To that end, Nathan reveals that he stashed away some gold in his clothes for Sully, thus rewarding his good deed. Sully gets a bit of character growth while also getting at least a tiny bit of the treasure he coveted so dearly. Meanwhile, Chloe had discovered their whereabouts and was racing to the scene in a speedboat. And she didn't look that upset that Nathan left her at the hotel. Perhaps she managed to ascend beyond her double-crossing ways throughout all of this as well. It is, more or less, a happy ending. But there is more to it than that.

The best is yet to come

The biggest takeaway from this entire movie is that it all signals that this is just the beginning. This is more of a prequel to the "Uncharted" franchise gamers are familiar with, and that was always the plan once Tom Holland boarded the project. This is a prime example of playing the long game while also, quite possibly, putting the cart before the horse.

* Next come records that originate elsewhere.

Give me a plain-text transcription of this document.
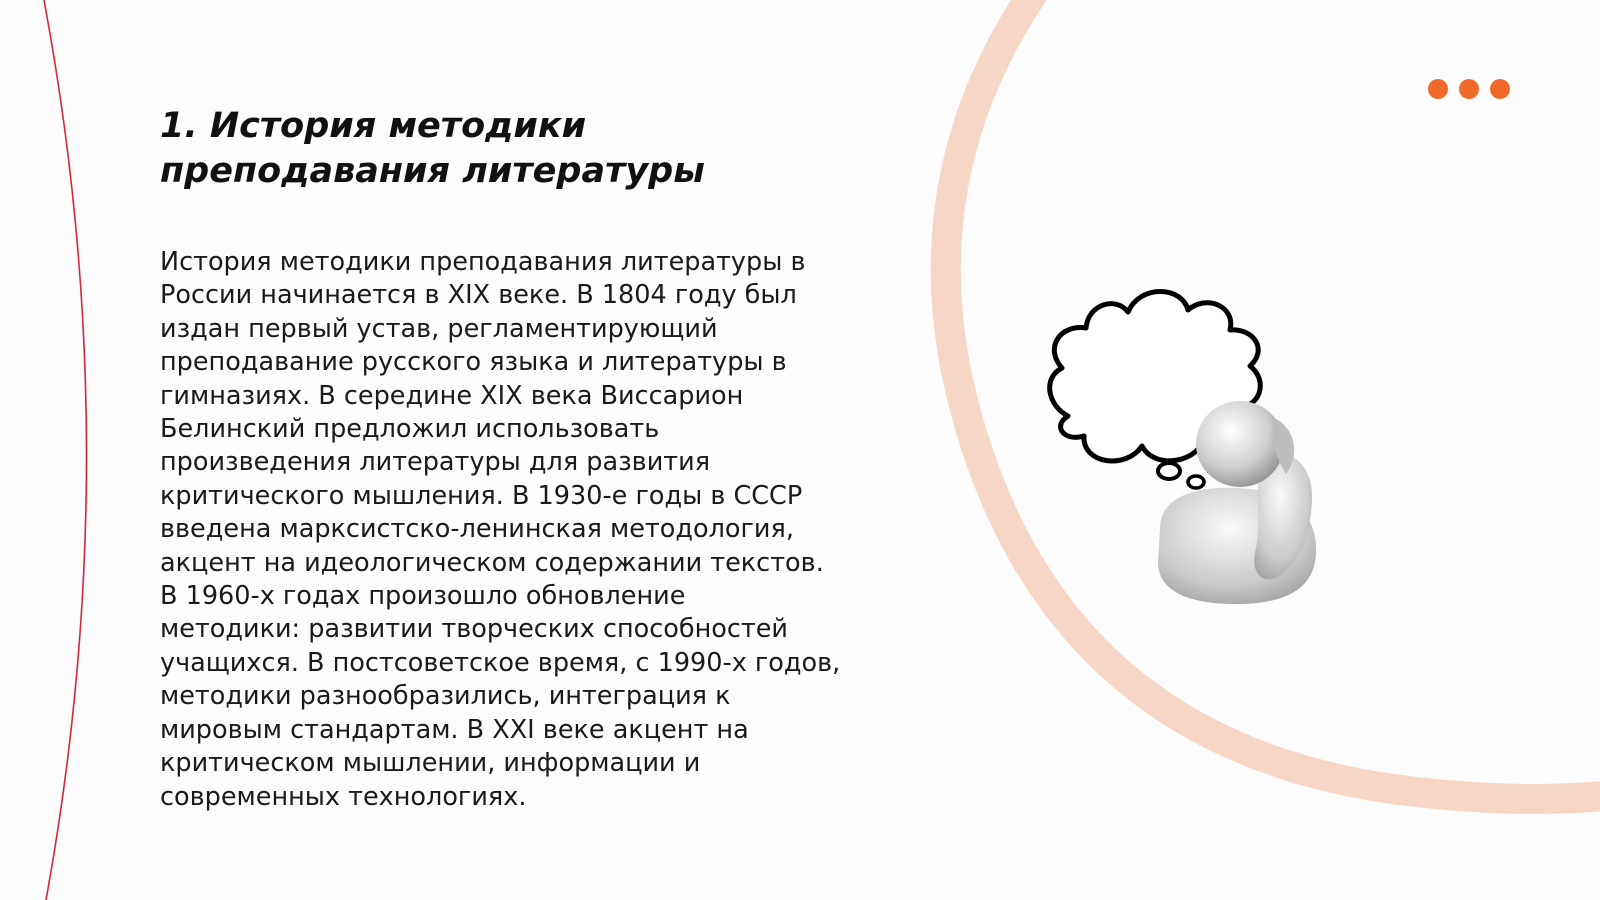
1. История методики
преподавания литературы
История методики преподавания литературы в
России начинается в XIX веке. В 1804 году был
издан первый устав, регламентирующий
преподавание русского языка и литературы в
гимназиях. В середине XIX века Виссарион
Белинский предложил использовать
произведения литературы для развития
критического мышления. В 1930-е годы в СССР
введена марксистско-ленинская методология,
акцент на идеологическом содержании текстов.
В 1960-х годах произошло обновление
методики: развитии творческих способностей
учащихся. В постсоветское время, с 1990-х годов,
методики разнообразились, интеграция к
мировым стандартам. В XXI веке акцент на
критическом мышлении, информации и
современных технологиях.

Sony very much sees this as an "Indiana Jones" type of franchise that can go on for years, and Holland is young enough to play the role for a very long time. As such, giving him an origin story in this first movie sets the table for everything that could come later. Now we can potentially get a movie with Nathan and Sully fully on board as partners (and maybe Sully can even have a mustache). We can see Nathan Drake already has a taste for treasure hunting and the skills to execute his next quest. This was all about putting the pieces in play to get to a proper version of the thing as it exists.

Whether or not that was the right move remains up for debate. Still, one wonders if there wasn't a "Raiders of the Lost Ark" version of "Uncharted" that skipped this "Young Indiana Jones" approach in favor of throwing us into Nathan Drake's world for an adventure. But in the age of franchise filmmaking, the path to finding real treasure is long and requires more than one blockbuster. Sony decided to play the long game. The ending of the "Uncharted" movie we got heavily suggests that the best is yet to come.

"Uncharted" is now playing in theaters.